Description
I would like to request the below be discussed at a meeting, or at least get team feedback before moving forward.
Context
Currently we maintain two branches for libc
: main
, which is intended to be 1.0, and libc-0.2
which is the current crates.io release. PRs are made against either channel (I usually request main
so that always stays the most up to date) then get cherry picked to the other.
Usually this flow works okay, but there is a substantial difference in minimum supported versions: libc-0.2
is tested down to 1.19 and main
is tested with 1.63. This makes some things difficult to keep in sync, e.g. #[repr(align(...))]
and const fn
cannot be used on 0.2. Cleaning these things up in main
isn't even easy because it means cherry picks get conflict prone.
Proposal
I would like to create a new stable release of 0.3 that brings minimum versions closer to what we want for 1.0 and documents these in the README. Closing the gap in supported versions should make it easier to keep the branches in sync and do the desired pre-1.0 refactoring.
In particular, I am interested in the following versions:
- MSRV: 1.63.0, released 2022-08-11 (default on Debian stable, released 2023-06)

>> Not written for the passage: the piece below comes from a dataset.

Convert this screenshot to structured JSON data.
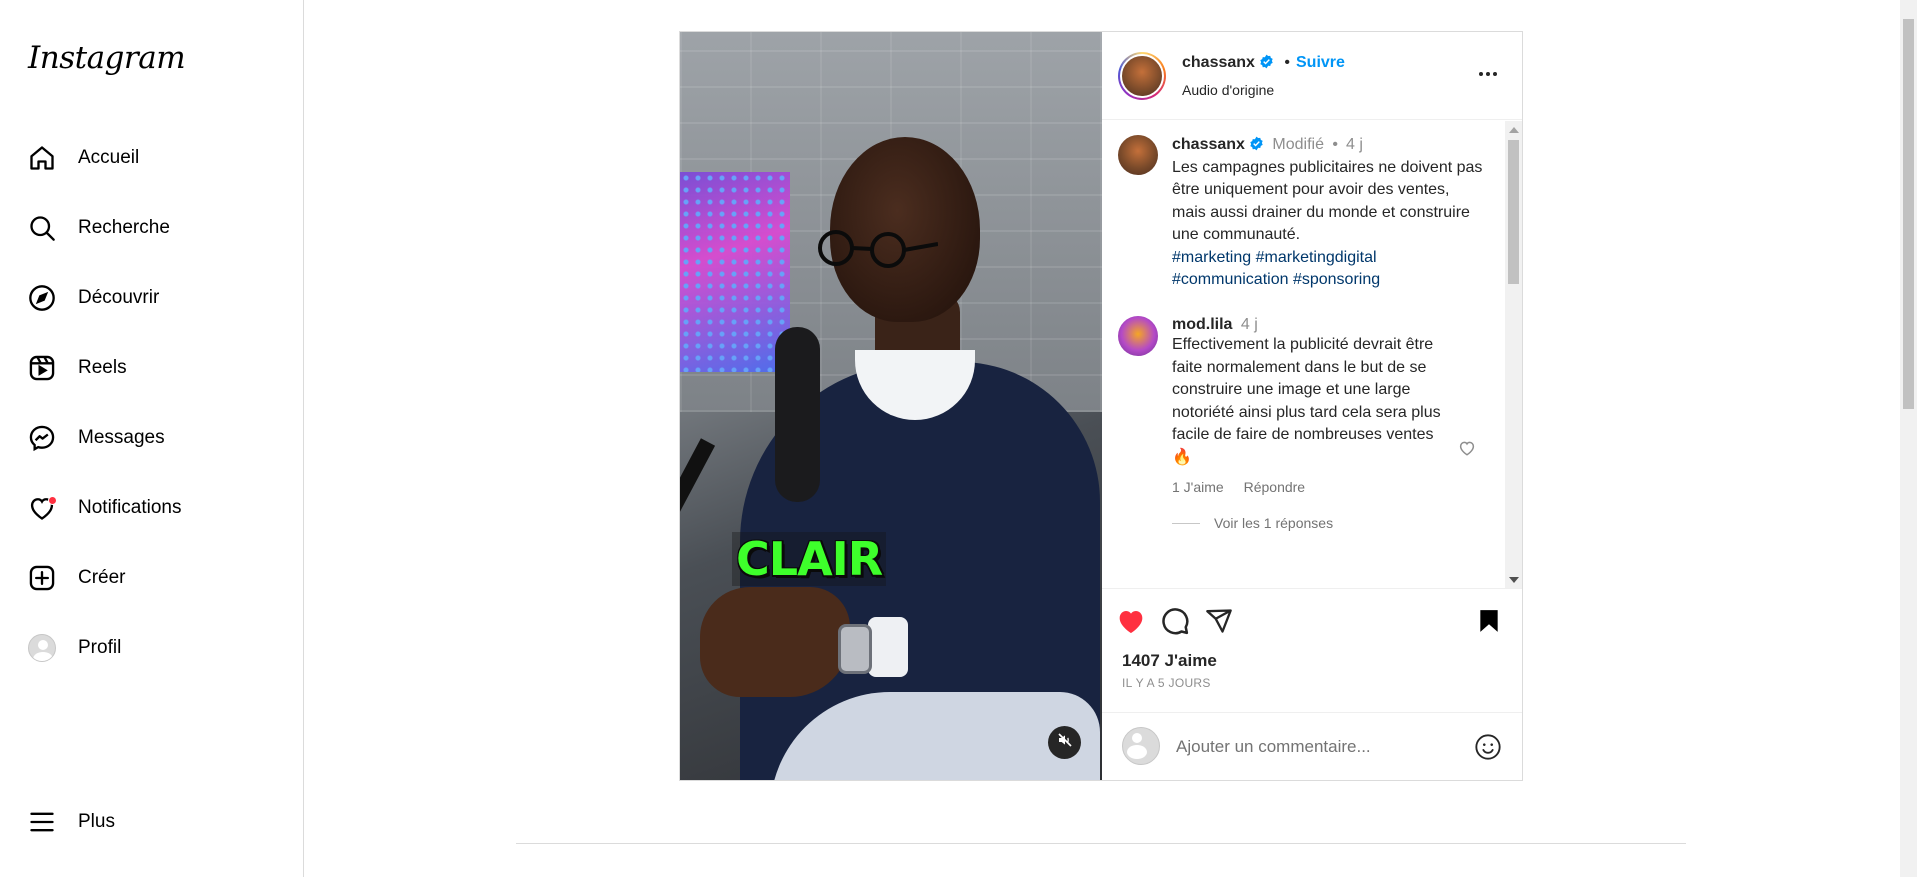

- musl: 1.2.3, released 2022-04-07 Rebase of "Upgrade musl supported version to 1.2.3" libc#3791 (supports Debian stable and Alpine stable)
- FreeBSD: unknown, maybe 11 or 12 (up to target maintainers, cc @asomers)

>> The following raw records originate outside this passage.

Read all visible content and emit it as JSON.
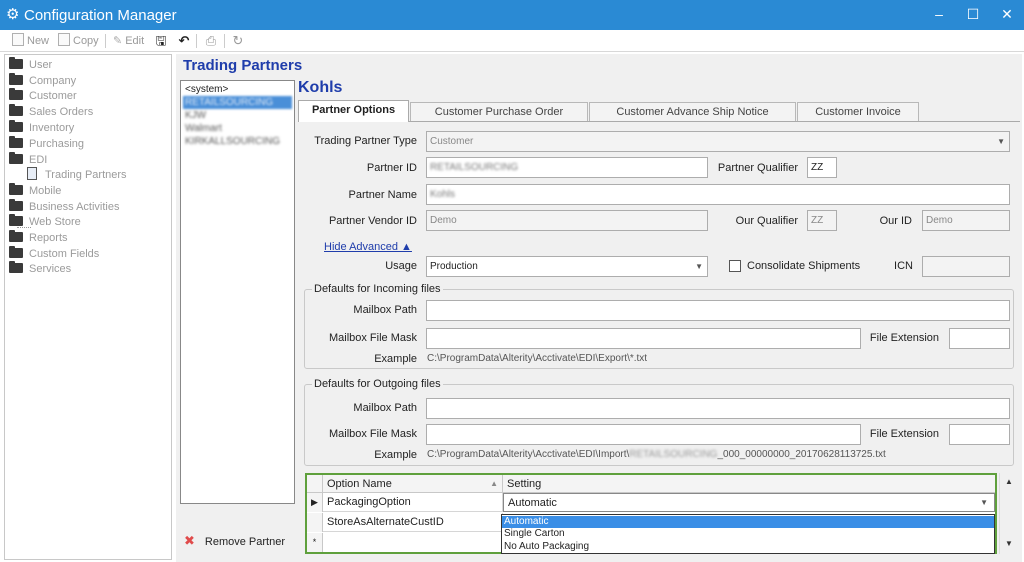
{
  "window": {
    "title": "Configuration Manager",
    "minimize": "–",
    "maximize": "☐",
    "close": "✕"
  },
  "toolbar": {
    "new_label": "New",
    "copy_label": "Copy",
    "edit_label": "Edit"
  },
  "tree": {
    "items": [
      "User",
      "Company",
      "Customer",
      "Sales Orders",
      "Inventory",
      "Purchasing",
      "EDI",
      "Trading Partners",
      "Mobile",
      "Business Activities",
      "Web Store",
      "Reports",
      "Custom Fields",
      "Services"
    ]
  },
  "trading_partners": {
    "heading": "Trading Partners",
    "list": [
      "<system>",
      "RETAILSOURCING",
      "KJW",
      "Walmart",
      "KIRKALLSOURCING"
    ],
    "remove_label": "Remove Partner"
  },
  "partner": {
    "name_heading": "Kohls",
    "tabs": [
      "Partner Options",
      "Customer Purchase Order",
      "Customer Advance Ship Notice",
      "Customer Invoice"
    ],
    "fields": {
      "type_label": "Trading Partner Type",
      "type_value": "Customer",
      "id_label": "Partner ID",
      "id_value": "RETAILSOURCING",
      "qualifier_label": "Partner Qualifier",
      "qualifier_value": "ZZ",
      "name_label": "Partner Name",
      "name_value": "Kohls",
      "vendor_label": "Partner Vendor ID",
      "vendor_value": "Demo",
      "our_qualifier_label": "Our Qualifier",
      "our_qualifier_value": "ZZ",
      "our_id_label": "Our ID",
      "our_id_value": "Demo",
      "hide_advanced": "Hide Advanced ▲",
      "usage_label": "Usage",
      "usage_value": "Production",
      "consolidate_label": "Consolidate Shipments",
      "icn_label": "ICN",
      "icn_value": ""
    },
    "incoming": {
      "title": "Defaults for Incoming files",
      "mailbox_path_label": "Mailbox Path",
      "mailbox_path_value": "",
      "mask_label": "Mailbox File Mask",
      "mask_value": "",
      "ext_label": "File Extension",
      "ext_value": "",
      "example_label": "Example",
      "example_value": "C:\\ProgramData\\Alterity\\Acctivate\\EDI\\Export\\*.txt"
    },
    "outgoing": {
      "title": "Defaults for Outgoing files",
      "mailbox_path_label": "Mailbox Path",
      "mailbox_path_value": "",
      "mask_label": "Mailbox File Mask",
      "mask_value": "",
      "ext_label": "File Extension",
      "ext_value": "",
      "example_label": "Example",
      "example_prefix": "C:\\ProgramData\\Alterity\\Acctivate\\EDI\\Import\\",
      "example_blur": "RETAILSOURCING",
      "example_suffix": "_000_00000000_20170628113725.txt"
    }
  },
  "grid": {
    "headers": [
      "Option Name",
      "Setting"
    ],
    "rows": [
      {
        "indicator": "▶",
        "name": "PackagingOption",
        "setting": "Automatic"
      },
      {
        "indicator": "",
        "name": "StoreAsAlternateCustID",
        "setting": ""
      },
      {
        "indicator": "*",
        "name": "",
        "setting": ""
      }
    ],
    "dropdown_options": [
      "Automatic",
      "Single Carton",
      "No Auto Packaging"
    ]
  }
}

- Emscripten: 3.1.42, released 2023-06 if this seems reasonable to the target maintainers
- ESP-IDF: v5.0, released 2022-02
- Edition: 2021
All of these versions were selected because they allow removing version-specific configuration for those platforms. There might be some other targets that we would like to specify a minimum or tested version for, I'll check with the target maintainers.
Out of these changes, the only one that actually needs a merge before we can release is musl; everything else can just be a documentation change and then clean up the legacy support at some point after the release.
We might be able to do a few other breaking changes if they are small or ready (relevant milestone) but it seems better to keep 0.3 scoped to version changes.
Remaining for 1.0
There are still a handful of things we need to figure out between 0.3 and 1.0:
- How should extra traits be handled Discussion about removing
extra_traits
in 1.0 libc#3880 - Minimum glibc version Minimum Supported glibc version libc#1412
- What exactly should the scope of
libc
be Deprecate all Linux kernel APIs libc#1391
MSRV
#72 covers this ad nauseam and doesn't have a concrete conclusion. That thread has a lot of requests to support Debian stable but not too much for anything older than that, and 1.63 is what main
has been testing on CI anyway. In the interest of avoiding too much of a bikeshed, I would only like to ask if anyone objects to 1.63 as too recent, i.e. that we should be supporting something older than latest Debian.
We can revisit a more official version policy before 1.0.